Prior to passage of the Harrison Act in 1937, which criminalized marijuana, an over-the-counter preparation called Lydia Pinkum's Women's Tonic was sold in drug stores and was used by virtually every post-adolescent woman in America because it was the most effective relief for menstrual discomfort available with or without a prescription. It was made from cannabis (marijuana) extract, licorice oil and honey.
Luckily for us, we have advanced our pharmaceuticals and medicine since 1937, which provide superior pain relief, many of which do not have sedating effects.
The effect of marijuana on the human organism is best described as a euphoric tranquilizer. In fact there is no more effective tranquilizer available anywhere and it is not addictive nor can one overdose on it. The same cannot be said for Valium or any of its knock-off prescription tranquilizers -- which collectively represents one of the most commonly used and profitable products peddled by the pharmaceutical industry.
If you need evidence of the effectiveness just obtain some good marijuana brownies or tea and when you need a tranquilizer, or when your wife or girl-friend is suffering from the monthly blues, you'll have all the proof you need within a few minutes.
The fact still remains that sedation is not medically indicated in either of those examples. This returns us to the fact that marijuana really is rarely indicated EVER, and yet people like you with absolutely no medical knowledge continue to come up with these unfounded reasons to use it.
The reason pot brownies (or any number of other edible forms of ingestion) and vaporizers are not popular is the suppressive effect of prohibition. If marijuana were legally available there would emerge a competitive abundance of delightful pot-laced foods (and teas) which soon would establish preference over smoking as the presently expedient form of ingestion. (And vaporizers would be sold on QVC and HSN.)
all complete unsupported speculation
And you have a poor understanding of the issue if you can't see the impact legal marijuana will have on the Economy, beginning with the fact that the majority of inmates in American prisons are there for marijuana offenses. Consider not only the cost of this wrongful and unnecessary confinement but the cost of police and court processing to get these people, who represent absolutely no threat to society, into prison.
I'm not saying it won't shunt some money to the government. I'm saying it's foolish to believe that legalizing ONE substance is somehow going to act as a cure-all for an economy in crisis, just as it's foolish to believe legalized marijuana will be a cure-all for medical conditions. It's not.

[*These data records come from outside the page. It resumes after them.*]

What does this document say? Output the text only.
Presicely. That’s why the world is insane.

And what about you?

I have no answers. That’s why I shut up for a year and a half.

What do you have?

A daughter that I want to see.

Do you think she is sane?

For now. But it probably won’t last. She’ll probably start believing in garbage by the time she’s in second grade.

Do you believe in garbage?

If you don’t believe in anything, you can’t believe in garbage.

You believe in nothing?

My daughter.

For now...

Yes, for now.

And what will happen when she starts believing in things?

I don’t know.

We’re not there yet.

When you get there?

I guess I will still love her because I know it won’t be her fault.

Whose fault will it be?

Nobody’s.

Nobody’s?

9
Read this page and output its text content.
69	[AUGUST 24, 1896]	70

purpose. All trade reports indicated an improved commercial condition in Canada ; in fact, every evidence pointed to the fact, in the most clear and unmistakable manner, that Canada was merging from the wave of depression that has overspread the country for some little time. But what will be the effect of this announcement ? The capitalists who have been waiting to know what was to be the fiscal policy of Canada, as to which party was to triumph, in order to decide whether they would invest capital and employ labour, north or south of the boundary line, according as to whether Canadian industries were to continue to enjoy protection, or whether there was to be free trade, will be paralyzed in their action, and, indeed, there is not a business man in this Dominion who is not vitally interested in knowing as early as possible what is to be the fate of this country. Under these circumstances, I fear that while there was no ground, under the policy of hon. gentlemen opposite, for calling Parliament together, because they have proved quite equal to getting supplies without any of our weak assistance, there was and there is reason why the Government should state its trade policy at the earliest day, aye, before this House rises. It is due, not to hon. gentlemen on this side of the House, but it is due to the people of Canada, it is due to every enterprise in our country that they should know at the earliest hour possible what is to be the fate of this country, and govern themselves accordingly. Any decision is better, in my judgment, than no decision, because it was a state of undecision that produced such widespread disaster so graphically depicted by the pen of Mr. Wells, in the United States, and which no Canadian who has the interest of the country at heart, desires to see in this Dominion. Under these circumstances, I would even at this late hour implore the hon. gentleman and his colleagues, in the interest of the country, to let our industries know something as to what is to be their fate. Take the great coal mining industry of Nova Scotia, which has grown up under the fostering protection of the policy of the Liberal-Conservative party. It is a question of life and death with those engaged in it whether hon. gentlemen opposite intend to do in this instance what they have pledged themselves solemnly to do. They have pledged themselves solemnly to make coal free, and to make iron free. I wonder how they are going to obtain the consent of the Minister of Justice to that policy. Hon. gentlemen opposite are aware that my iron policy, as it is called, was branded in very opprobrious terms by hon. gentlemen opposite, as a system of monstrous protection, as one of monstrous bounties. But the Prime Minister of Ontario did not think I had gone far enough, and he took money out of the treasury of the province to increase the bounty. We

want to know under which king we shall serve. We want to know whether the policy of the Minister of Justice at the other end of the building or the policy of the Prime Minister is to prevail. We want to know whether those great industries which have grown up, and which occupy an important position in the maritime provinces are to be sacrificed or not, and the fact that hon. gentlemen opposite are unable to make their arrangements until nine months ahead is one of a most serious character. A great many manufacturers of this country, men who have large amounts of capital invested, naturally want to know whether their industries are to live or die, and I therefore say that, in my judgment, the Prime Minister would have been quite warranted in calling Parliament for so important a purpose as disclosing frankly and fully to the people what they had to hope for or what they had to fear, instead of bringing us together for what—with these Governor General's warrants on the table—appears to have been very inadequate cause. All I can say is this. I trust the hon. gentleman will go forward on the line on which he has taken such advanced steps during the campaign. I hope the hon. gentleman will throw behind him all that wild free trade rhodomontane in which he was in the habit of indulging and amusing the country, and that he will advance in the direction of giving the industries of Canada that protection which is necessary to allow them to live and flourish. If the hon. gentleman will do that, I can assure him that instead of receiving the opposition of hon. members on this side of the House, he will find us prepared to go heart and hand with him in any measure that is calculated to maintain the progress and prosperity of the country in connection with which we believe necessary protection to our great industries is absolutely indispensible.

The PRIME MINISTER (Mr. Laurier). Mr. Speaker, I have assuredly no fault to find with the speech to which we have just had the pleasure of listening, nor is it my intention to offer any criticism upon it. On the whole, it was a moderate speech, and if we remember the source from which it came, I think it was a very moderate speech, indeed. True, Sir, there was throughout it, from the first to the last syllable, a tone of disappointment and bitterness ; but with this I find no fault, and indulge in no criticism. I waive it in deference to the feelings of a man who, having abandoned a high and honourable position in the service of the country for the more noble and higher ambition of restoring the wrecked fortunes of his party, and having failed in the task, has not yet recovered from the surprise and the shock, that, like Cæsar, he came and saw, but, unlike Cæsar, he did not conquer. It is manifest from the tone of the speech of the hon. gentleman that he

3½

Consider that an estimated forty million Americans each use approximately one ounce of marijuana per month. If only half that number each purchased an ounce of legal marijuana every month with an average federal tax attachment of $25, that's twenty million times $25 every month.
Do the math
You mean to tell me that there are almost as many marijuana smokers in this country as tobacco smokers? Alright, let's ignore that point to do the math, as you suggest: $500,000,000 per month, or $6B per year. Let's say all instead of half of your completely fabricated numbers purchased marijuana, making it $12B/year. Your "economy saver" just increased the GDP by 0.08%. Even with completely fabricated numbers biased towards your point, it neither addresses the underlying issues with the economy, NOR actually puts significant money into it. Yes, it may be a big number compared to your yearly salary, but it's insignificant to the American economy.
So let's just drop the pretense already. You just want to legalize pot for your own personal gratification. It has nothing to do with medicine or the economy, so please drop the ridiculous excuses, conjecture, and unsupported anecdotal garbage.